In view of our disposition of this cause, a recitation of the facts will not be deemed necessary.
When the judgment in the prior misdemeanor conviction was offered in evidence, the appellant objected on the ground that there was a fatal variance between dates set forth in the complaint and information. In Murphy v. State, 149 Texas Cr. Rep. 269, 193 S.W. 2d 821, we had, as in the case at bar, a variance between the day charged in the complaint and in the information, and held such variance to be fatal to the validity of the information. See also Bayless v. State, 136 Texas Cr. *48Rep. 1, 128 S.W. 2d 354; Simmons v. State, 158 Texas Cr. Rep. 14, 252 S.W. 2d 711; Kelly v. State, 81 Texas Cr. Rep. 408, 195 S.W. 853; McKinney v. State, 49 S.W. 376; and Harrison v. State, 164 Texas Cr. Rep. 371, 297 S.W. 2d 823.

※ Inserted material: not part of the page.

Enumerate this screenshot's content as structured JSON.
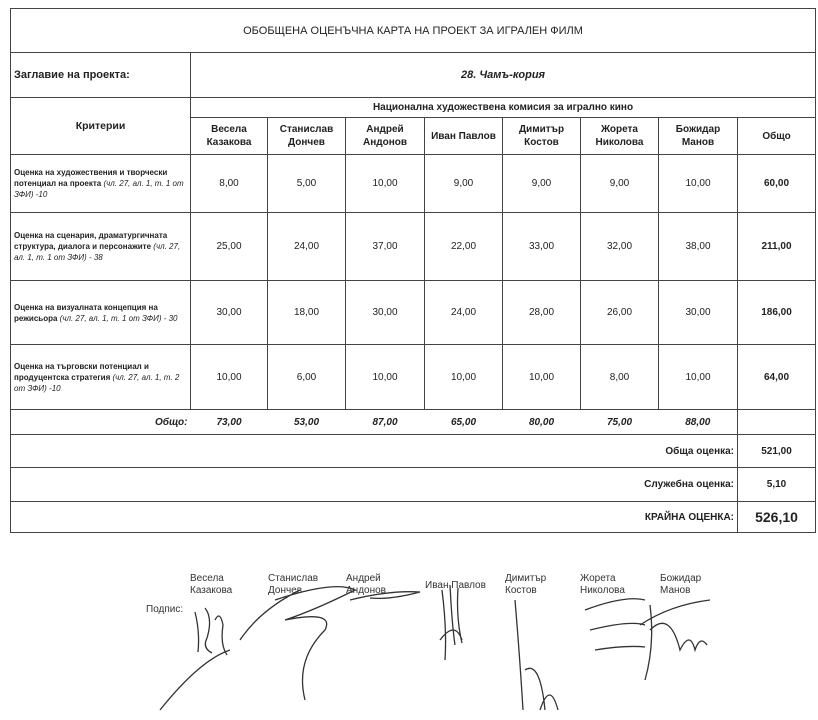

Recently, in Morris v. State, 161 Texas Cr. Rep. 648, 280 S.W. 2d 255, we held that the court erred in admitting in evidence the judgment in a prior misdemeanor conviction for driving while intoxicated because of the failure of the complaint and information in such case to charge an offense. In that case, we said: “A conviction which depends upon the use of such a a judgment to make the primary offense a felony cannot on appeal be permitted to stand.”
Morris is authority for the reversal of this conviction.
The judgment is reversed and the cause is remanded.